All runs below are full L-BFGS-B optimizations executed sequentially on an idle machine. Default rows are grouped by system and backend; use the filters and sortable headers to compare system/backend/device slices directly. Relative speed vs CPU is the device-level comparison to use when deciding whether GPU is worthwhile.

System Backend Device s/eval Evals Wall time Relative speed vs CPU
Rh-enamide JAX-MD (OPLSAA) GPU 13.44 447 6,009 s 5.61x
Rh-enamide JAX-MD (OPLSAA) CPU 75.38 316 23,819 s baseline
Rh-enamide JAX (harmonic) GPU 12.60 31 391 s 2.08x
Rh-enamide JAX (harmonic) CPU 26.17 21 550 s baseline
CH₃F JAX (harmonic) GPU 0.054 132 7.1 s 0.20x
CH₃F JAX (harmonic) CPU 0.011 95 1.0 s baseline

Interpretation

  • GPU speedup appears once the workload is large enough and the force field is complex enough to keep the device busy. The strongest current example is JAX-MD on Rh-enamide at 5.61x faster than CPU on a per-evaluation basis.
  • Small systems still favor CPU. CH₃F is faster on CPU because kernel-launch overhead dominates the actual arithmetic.
  • Compare s/eval, not raw evaluation counts. CPU and GPU can take slightly different optimization paths because of floating-point reduction-order differences.
  • The three main reasons GPU can still lose are unchanged: consumer-GPU float64 throughput is limited, Hessians are still relatively small, and the frequency objective evaluates molecules sequentially rather than in one large batched kernel.
  • The selected overnight Rh-enamide sweep is useful feasibility evidence for OpenMM CUDA and large-system screening, but its outcome-by-outcome details belong on Rh-Enamide rather than on this device-comparison page.
  • Grad-simp cycling now works on JAX GPU (see Rh-Enamide). JAX MM3 grad-simp reached the same 42.7 RMSD as the OpenMM overnight run in ~25 minutes on the RTX 5090 — a ~23× optimizer-time improvement. This was unblocked by Hessian symmetrisation and bound-aware sensitivity analysis that prevent the eigenvalue failures that previously killed every JAX/JAX-MD grad-simp attempt.
Why float64 still matters on RTX 5090-class GPUs

q2mm keeps these benchmark runs in float64 because the frequency path is still sensitive to Hessian precision, especially for larger systems with soft modes.
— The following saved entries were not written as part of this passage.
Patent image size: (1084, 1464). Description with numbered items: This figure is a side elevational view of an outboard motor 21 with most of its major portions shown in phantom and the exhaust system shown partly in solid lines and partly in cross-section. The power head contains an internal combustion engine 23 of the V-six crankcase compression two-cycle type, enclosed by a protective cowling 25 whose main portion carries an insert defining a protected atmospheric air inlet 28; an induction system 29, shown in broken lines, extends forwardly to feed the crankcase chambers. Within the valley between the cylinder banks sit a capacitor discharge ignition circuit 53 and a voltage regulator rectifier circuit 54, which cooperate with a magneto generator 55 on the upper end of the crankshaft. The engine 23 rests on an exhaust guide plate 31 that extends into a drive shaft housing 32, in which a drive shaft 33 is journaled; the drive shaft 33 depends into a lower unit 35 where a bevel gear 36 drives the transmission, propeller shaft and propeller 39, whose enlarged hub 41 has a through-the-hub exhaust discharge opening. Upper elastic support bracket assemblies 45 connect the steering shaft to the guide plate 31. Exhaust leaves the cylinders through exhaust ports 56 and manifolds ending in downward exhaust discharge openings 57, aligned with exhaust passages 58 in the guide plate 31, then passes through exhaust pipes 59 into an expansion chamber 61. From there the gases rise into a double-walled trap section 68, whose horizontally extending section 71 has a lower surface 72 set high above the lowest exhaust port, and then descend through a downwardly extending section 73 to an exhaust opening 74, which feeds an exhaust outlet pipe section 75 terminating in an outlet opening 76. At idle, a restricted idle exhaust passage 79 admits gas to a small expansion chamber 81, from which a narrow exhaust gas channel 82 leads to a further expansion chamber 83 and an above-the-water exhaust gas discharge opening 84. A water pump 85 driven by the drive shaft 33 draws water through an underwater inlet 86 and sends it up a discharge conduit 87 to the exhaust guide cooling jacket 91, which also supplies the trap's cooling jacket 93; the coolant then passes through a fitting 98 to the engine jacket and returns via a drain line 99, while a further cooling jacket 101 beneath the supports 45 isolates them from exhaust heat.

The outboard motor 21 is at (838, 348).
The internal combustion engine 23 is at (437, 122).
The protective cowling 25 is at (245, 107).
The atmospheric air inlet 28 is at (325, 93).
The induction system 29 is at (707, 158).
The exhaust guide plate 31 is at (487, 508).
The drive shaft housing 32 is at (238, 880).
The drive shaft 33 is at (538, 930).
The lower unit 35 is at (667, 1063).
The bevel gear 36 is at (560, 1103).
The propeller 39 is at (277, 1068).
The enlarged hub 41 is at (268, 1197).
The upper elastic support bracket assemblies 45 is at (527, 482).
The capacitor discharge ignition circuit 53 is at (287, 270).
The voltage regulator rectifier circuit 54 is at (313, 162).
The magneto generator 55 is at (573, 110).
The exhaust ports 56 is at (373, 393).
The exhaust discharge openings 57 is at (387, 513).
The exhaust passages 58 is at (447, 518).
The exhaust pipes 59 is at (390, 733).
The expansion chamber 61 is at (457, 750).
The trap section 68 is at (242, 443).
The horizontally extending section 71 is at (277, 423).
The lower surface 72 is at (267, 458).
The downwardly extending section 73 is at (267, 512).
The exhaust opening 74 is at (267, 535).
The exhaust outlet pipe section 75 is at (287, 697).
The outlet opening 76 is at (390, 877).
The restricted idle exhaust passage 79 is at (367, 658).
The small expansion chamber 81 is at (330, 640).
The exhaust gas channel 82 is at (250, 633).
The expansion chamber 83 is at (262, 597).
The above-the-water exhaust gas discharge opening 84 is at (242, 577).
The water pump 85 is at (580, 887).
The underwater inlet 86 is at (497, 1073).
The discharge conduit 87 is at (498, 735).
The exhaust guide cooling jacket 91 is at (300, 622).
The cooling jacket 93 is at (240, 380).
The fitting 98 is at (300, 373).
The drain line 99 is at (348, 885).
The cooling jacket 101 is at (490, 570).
Hardware class Example FP64 : FP32 throughput
Consumer GPU RTX 5090 1 : 64
Datacenter GPU NVIDIA A100 1 : 2

That gap is one reason CH₃F can still be faster on CPU even when a consumer GPU is present: q2mm's Hessian/frequency workflow does not get to use the much larger FP32 throughput numbers that GeForce-class cards advertise.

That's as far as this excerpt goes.